Note: Figures for 2013 and 2014 are forecasts based on OECD June 2013 forecast. I feel that the forecast recovery for Spain and Portugal looks optimistic. (It wouldn’t be the first time the OECD have under-estimated negative effects of austerity on economic growth)


GDP stats Source: OECD

Monetary policy. The UK has benefited from unconventional monetary policy which has tried to provide monetary stimulus. Interest rates at 0.5% since March 2009, plus Quantitative easing which pumped into the banking system. The general consensus is that quantitative easing was very disappointing. Pumping money into the banking system was very nice for banks, but very little filtered through to the rest of the economy. Still, despite limitations, it was probably better than having no quantitative easing.

Recently, rather delayed, bank rates have started to fall. Perhaps a result of funding for lending, perhaps partly related to a slow improvement in bank balance sheets. The consequence is lower mortgage and banking costs, which is another reason to have some optimism.

Housing Market. The UK never really had the housing slump other European countries had. (you could argue the UK deserves a housing slump. House price to earnings ratios are still near record levels, but that’s another issue). But, with a shortage of housing, cheap mortgages and very  low mortgage default rates, UK house price falls were relatively modest. Banks have lost little through a housing slump. Unlike Ireland and Spain, UK banks are not sitting on big losses. Recently, UK house prices have also shown signs of renewal. The old favourite of the UK economy is coming back to create a positive wealth effect.
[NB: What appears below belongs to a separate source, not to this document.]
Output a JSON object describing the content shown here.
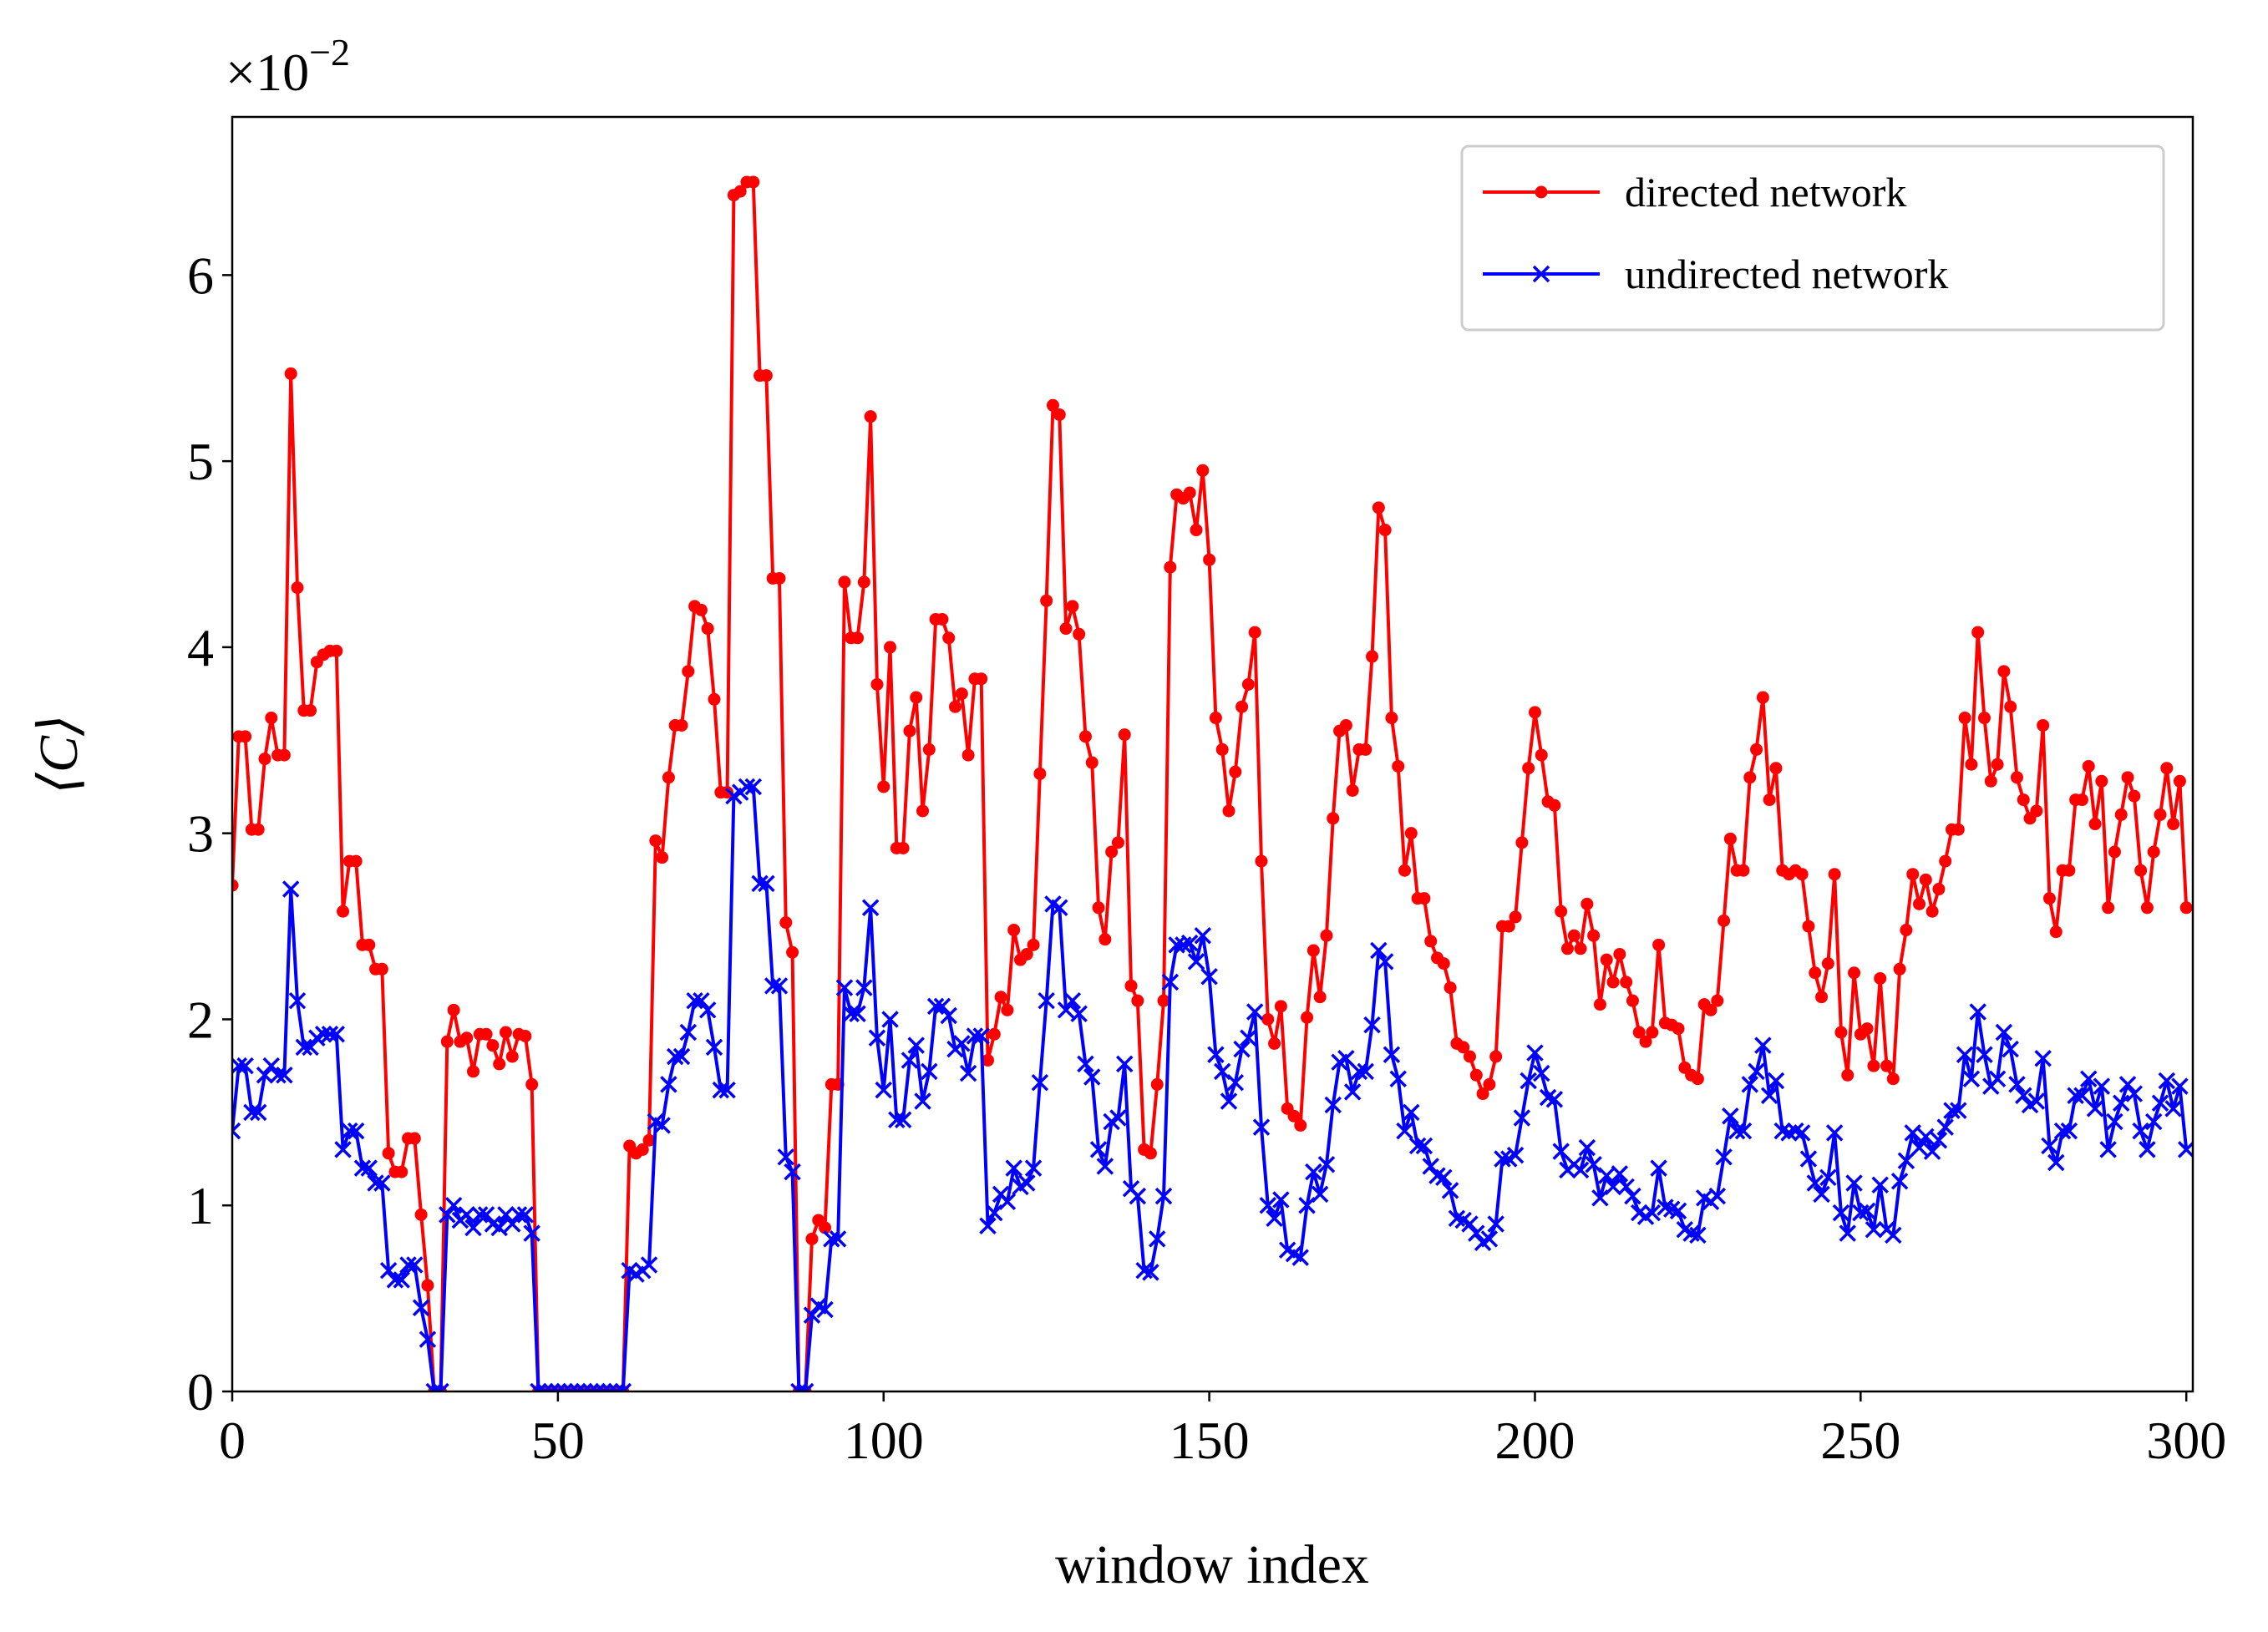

It seems a bit bizarre after credit crunch, but the UK housing market is currently doing OK. (UK Housing market)

eu house price index

source: EU house price index |

See also Economist house price index

Exchange Rate


BIS estimates of the Spanish and UK real exchange rates, 1999-01 = 100:

The UK has experienced a 20-25% depreciation in the Pound since the start of the crisis. Admittedly, it has been disappointing in terms of reducing the current account deficit and boosting exports. But, although demand for exports has proved to be inelastic, external demand would have been even weaker without the fall in the value of the Pound. Importantly, if the UK didn’t have a flexible exchange rate, there would have been greater pressure to pursue internal devaluation – basically a period of deflationary pressures to reduce wage costs the hard way.


It would be a surprise if the UK didn’t start to emerge from the balance sheet recession. In fact, it is remarkable that given the UK’s monetary policy, housing market and the depreciation in the exchange rate, the UK hasn’t performed better. The reasons for this weak recovery are several. austerity, weak investment, weak bank lending e.t.c. Increasingly, the recession in Europe looks to be a dragging factor on UK export performance. It is little comfort the UK is doing relatively better than Europe – when a weak Europe will definitely hold back the UK economy.